P. Simon - Ça n'était pas commode. Le premier numéro parut en janvier 41. Nous l'avons imprimé avec une imprimerie d'enfant. Cela nous prit un mois pour imprimer 50 exemplaires. Chaque exemplaire se composait d'une simple feuille de papier, imprimée recto et verso.

J. Oberlé - Votre imprimerie d'enfant me paraît plus digne d'admiration et plus française en tout cas que l'imprimerie de L'Illustration. Vous, au moins, vous n'étiez pas aux mains de l'ennemi et votre journal était français.

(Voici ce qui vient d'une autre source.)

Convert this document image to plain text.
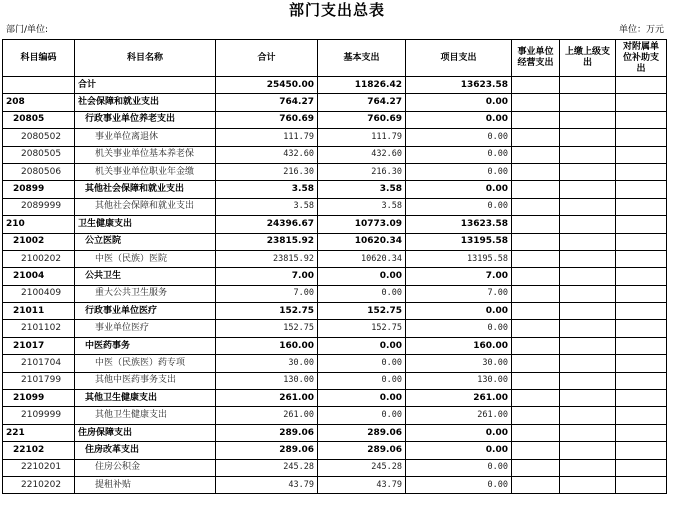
部门支出总表
部门/单位:	单位：万元
科目编码	科目名称	合计	基本支出	项目支出	事业单位经营支出	上缴上级支出	对附属单位补助支出
	合计	25450.00	11826.42	13623.58			
208	社会保障和就业支出	764.27	764.27	0.00			
20805	行政事业单位养老支出	760.69	760.69	0.00			
2080502	事业单位离退休	111.79	111.79	0.00			
2080505	机关事业单位基本养老保	432.60	432.60	0.00			
2080506	机关事业单位职业年金缴	216.30	216.30	0.00			
20899	其他社会保障和就业支出	3.58	3.58	0.00			
2089999	其他社会保障和就业支出	3.58	3.58	0.00			
210	卫生健康支出	24396.67	10773.09	13623.58			
21002	公立医院	23815.92	10620.34	13195.58			
2100202	中医（民族）医院	23815.92	10620.34	13195.58			
21004	公共卫生	7.00	0.00	7.00			
2100409	重大公共卫生服务	7.00	0.00	7.00			
21011	行政事业单位医疗	152.75	152.75	0.00			
2101102	事业单位医疗	152.75	152.75	0.00			
21017	中医药事务	160.00	0.00	160.00			
2101704	中医（民族医）药专项	30.00	0.00	30.00			
2101799	其他中医药事务支出	130.00	0.00	130.00			
21099	其他卫生健康支出	261.00	0.00	261.00			
2109999	其他卫生健康支出	261.00	0.00	261.00			
221	住房保障支出	289.06	289.06	0.00			
22102	住房改革支出	289.06	289.06	0.00			
2210201	住房公积金	245.28	245.28	0.00			
2210202	提租补贴	43.79	43.79	0.00			
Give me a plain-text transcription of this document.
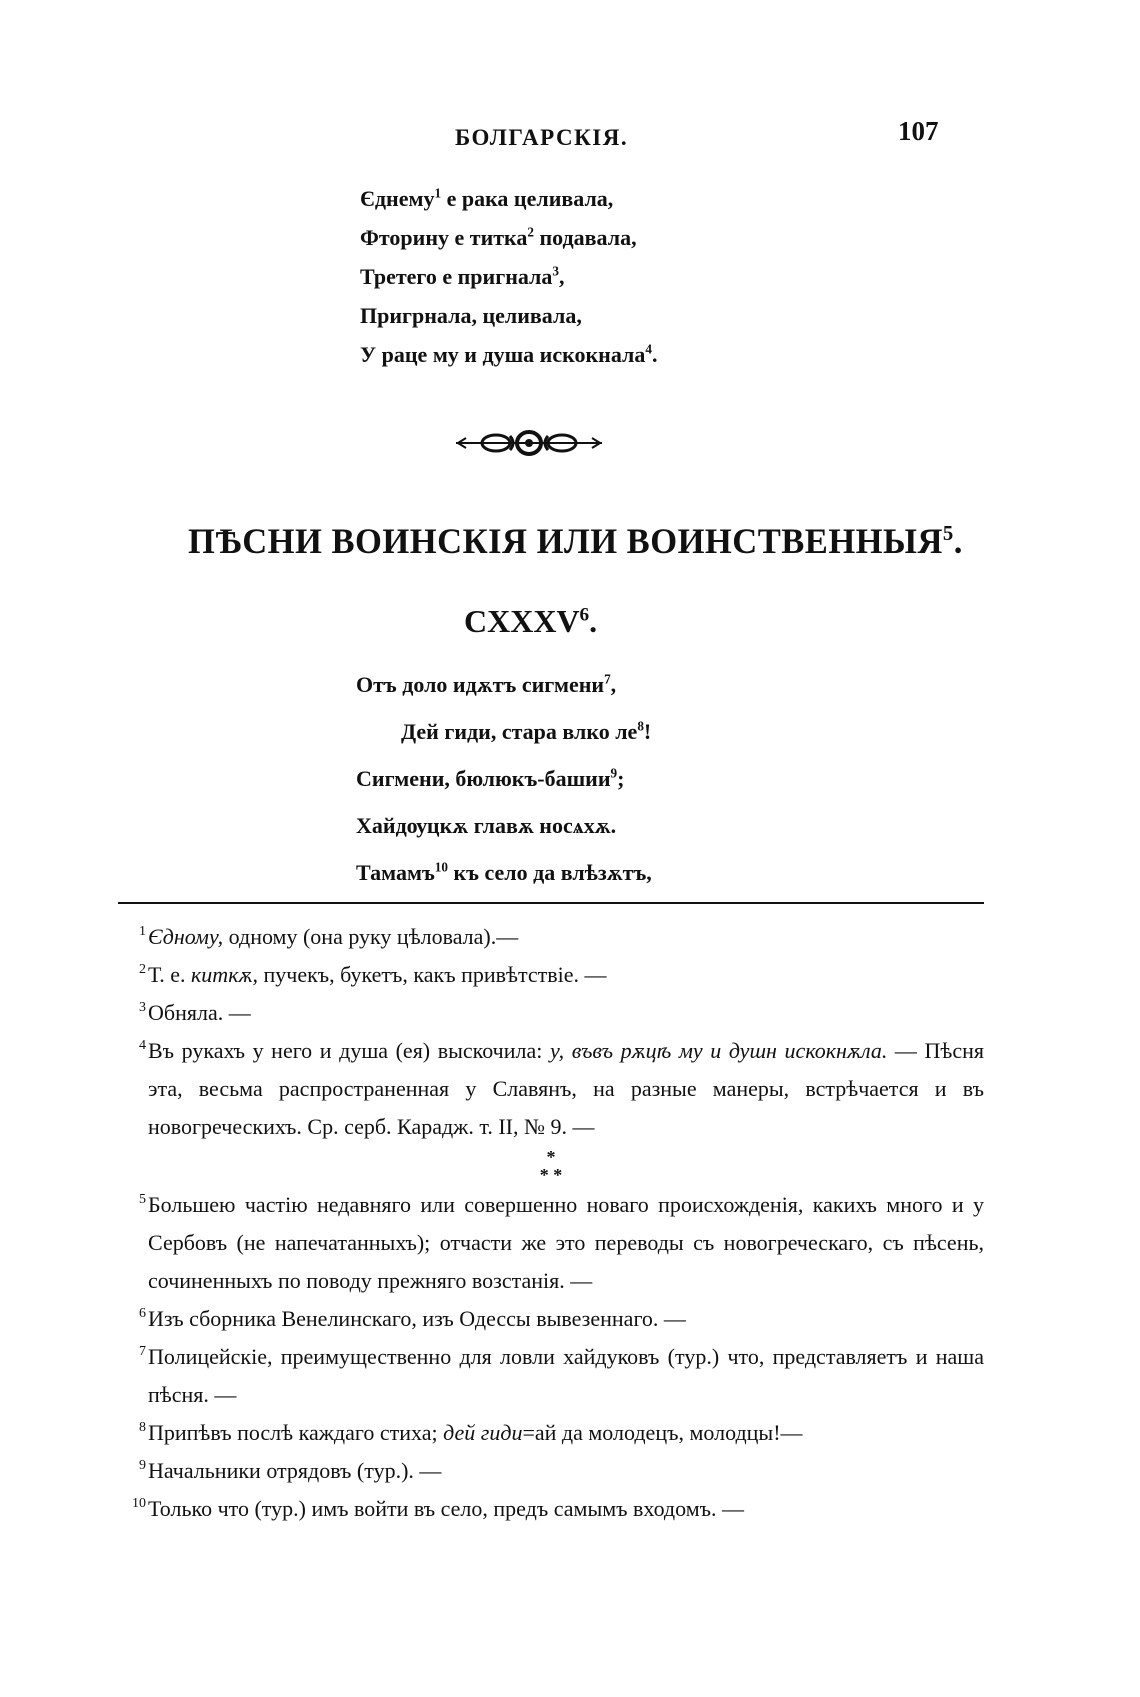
БОЛГАРСКІЯ.	107
Єднему$^1$ е рака целивала,
Фторину е титка$^2$ подавала,
Третего е пригнала$^3$,
Пригрнала, целивала,
У раце му и душа искокнала$^4$.
ПѢСНИ ВОИНСКІЯ ИЛИ ВОИНСТВЕННЫЯ$^5$.
CXXXV$^6$.
Отъ доло идѫтъ сигмени$^7$,
Дей гиди, стара влко $ле^8$!
Сигмени, бюлюкъ-башии$^9$;
Хайдѹцкѫ главѫ носѧхѫ.
Тамамъ$^{10}$ къ село да влѣзѫтъ,
1 Єдному, одному (она руку цѣловала).—
2 Т. е. киткѫ, пучекъ, букетъ, какъ привѣтствіе. —
3 Обняла. —
4 Въ рукахъ у него и душа (ея) выскочила: у, въвъ рѫцѣ му и душн искокнѫла. — Пѣсня эта, весьма распространенная у Славянъ, на разные манеры, встрѣчается и въ новогреческихъ. Ср. серб. Карадж. т. II, № 9. —
*
* *
5 Большею частію недавняго или совершенно новаго происхожденія, какихъ много и у Сербовъ (не напечатанныхъ); отчасти же это переводы съ новогреческаго, съ пѣсень, сочиненныхъ по поводу прежняго возстанія. —
6 Изъ сборника Венелинскаго, изъ Одессы вывезеннаго. —
7 Полицейскіе, преимущественно для ловли хайдуковъ (тур.) что, представляетъ и наша пѣсня. —
8 Припѣвъ послѣ каждаго стиха; дей гиди=ай да молодецъ, молодцы!—
9 Начальники отрядовъ (тур.). —
10 Только что (тур.) имъ войти въ село, предъ самымъ входомъ. —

P. Simon - Le 2e numéro, celui de février, fut également imprimé avec l'imprimerie dʼenfant. Nous en tirâmes le double, c'est-à-dire 100 exemplaires. Le 3e, fut dactylographié et tiré à 150 exemplaires. Le 4e, dactylographié également et tiré à 300 exemplaires. Le 5e numéro fut polycopié. C'était un progrès. Nous pûmes en tirer 500 exemplaires. Le numéro de juin fut tiré à 2 000 exemplaires sur papier blanc boucherie. Le 7e numéro fut vraiment imprimé, et, comme il parut 14 juillet, il portait une bande tricolore. Le numéro dʼaoût parut sur 4 pages comme celui de juillet, et fut tiré à 3 000 exemplaires. Le numéro de septembre ne parut pas. Nous nous méfiions. On était inquiet. Les numéros d'octobre, de novembre et de décembre, nous dûmes les détruire, nous sentions le filet se resserrer sur nous.

J. Oberlé - Et comment votre journal était- il répandu ?

P. Simon - Nous le distribuions à nos amis. Ceux-ci le recopiaient à des milliers d'exemplaires par ronéo, par dactylo et ainsi la vérité circulait de main en main.

 

 Extrait de Jean-Louis Crémieux-Brilhac (dir.), Les voix de la Liberté,

Documentation française, 1975, tome II, pages 44-45.